Project Details
Predicting task performance based on electrophysiological resting state networks
Applicant
Professorin Dr. Esther Florin
Subject Area
General, Cognitive and Mathematical Psychology
Term
from 2019 to 2024
Project identifier
Deutsche Forschungsgemeinschaft (DFG) - Project number 429710162
Human performance differs between individuals, but also within individuals between repetitions of the same task. The proposed project investigates whether it is possible to identify intrinsic brain features responsible for performance differences in tasks and that correspondingly allow to predict performance. This requires analyzing the dynamics of brain activity and the interaction between brain regions before the actual task. The brain networks that emerge while we are not performing a task are called resting state networks (RSNs). To study the dynamics of these RSNs, participants will be measured in the magnetoencephalogram (MEG), which is a non-invasive measurement technique that allows recording electrophysiological neural activity of the whole brain with a temporal resolution commensurate with actual neural activity.

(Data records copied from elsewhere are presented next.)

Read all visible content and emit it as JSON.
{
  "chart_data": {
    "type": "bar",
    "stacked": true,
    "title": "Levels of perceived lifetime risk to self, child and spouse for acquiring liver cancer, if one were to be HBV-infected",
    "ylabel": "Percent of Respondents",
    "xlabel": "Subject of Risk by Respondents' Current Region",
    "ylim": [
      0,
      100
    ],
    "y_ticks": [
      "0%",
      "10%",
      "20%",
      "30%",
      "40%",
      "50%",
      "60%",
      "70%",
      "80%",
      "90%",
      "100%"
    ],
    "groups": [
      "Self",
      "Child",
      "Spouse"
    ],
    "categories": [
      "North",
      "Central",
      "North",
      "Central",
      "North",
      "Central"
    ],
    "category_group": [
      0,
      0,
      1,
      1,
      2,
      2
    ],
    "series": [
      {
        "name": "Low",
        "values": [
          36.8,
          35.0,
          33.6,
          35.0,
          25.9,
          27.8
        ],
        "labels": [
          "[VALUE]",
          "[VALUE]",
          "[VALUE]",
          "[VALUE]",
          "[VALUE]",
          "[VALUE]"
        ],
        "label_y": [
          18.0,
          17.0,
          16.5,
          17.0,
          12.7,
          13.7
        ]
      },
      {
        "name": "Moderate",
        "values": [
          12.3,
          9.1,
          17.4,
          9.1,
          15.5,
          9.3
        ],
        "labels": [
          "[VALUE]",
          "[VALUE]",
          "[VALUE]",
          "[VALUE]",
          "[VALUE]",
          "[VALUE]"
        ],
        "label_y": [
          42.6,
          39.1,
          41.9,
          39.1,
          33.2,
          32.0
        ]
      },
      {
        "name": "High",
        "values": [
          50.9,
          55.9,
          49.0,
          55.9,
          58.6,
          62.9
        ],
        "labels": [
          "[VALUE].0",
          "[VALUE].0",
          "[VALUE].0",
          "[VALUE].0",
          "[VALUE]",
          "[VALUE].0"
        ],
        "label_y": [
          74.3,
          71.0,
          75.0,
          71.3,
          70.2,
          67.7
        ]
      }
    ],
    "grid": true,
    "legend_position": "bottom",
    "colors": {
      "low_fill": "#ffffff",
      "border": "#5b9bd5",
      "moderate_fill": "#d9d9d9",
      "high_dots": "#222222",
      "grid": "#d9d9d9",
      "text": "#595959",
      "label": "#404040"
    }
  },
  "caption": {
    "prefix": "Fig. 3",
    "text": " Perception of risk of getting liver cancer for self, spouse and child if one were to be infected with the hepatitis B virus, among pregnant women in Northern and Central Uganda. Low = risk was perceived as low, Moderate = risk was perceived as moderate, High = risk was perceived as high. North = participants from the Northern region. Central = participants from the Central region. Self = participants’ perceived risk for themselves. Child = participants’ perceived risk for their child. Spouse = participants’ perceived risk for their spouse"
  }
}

Within the MEG participants will perform a somatosensory paradigm where they have to discriminate whether one or two stimuli were applied to their index finger. The project will focus on the somatosensory domain, but its results should transfer to other sensory domains. The time interval between the two stimuli will be adjusted to ensure that participants correctly discern the two stimuli in 50% of the trials. An inter-trial period of at least 10 seconds will allow investigating the fast changing network activity by employing a Hidden Markov Model. The pattern of networks and the networks active immediately preceding the stimuli are expected to be predictive for the behavioral performance of the subjects. Identification and characterization of such a task-rest nexus will allow for a better understanding of the functional relevance of resting state brain activity. Because changes in resting state activity have been identified in many neurological and psychiatric diseases, such findings will be instrumental to better diagnose certain diseases through the recording of spontaneous brain activity.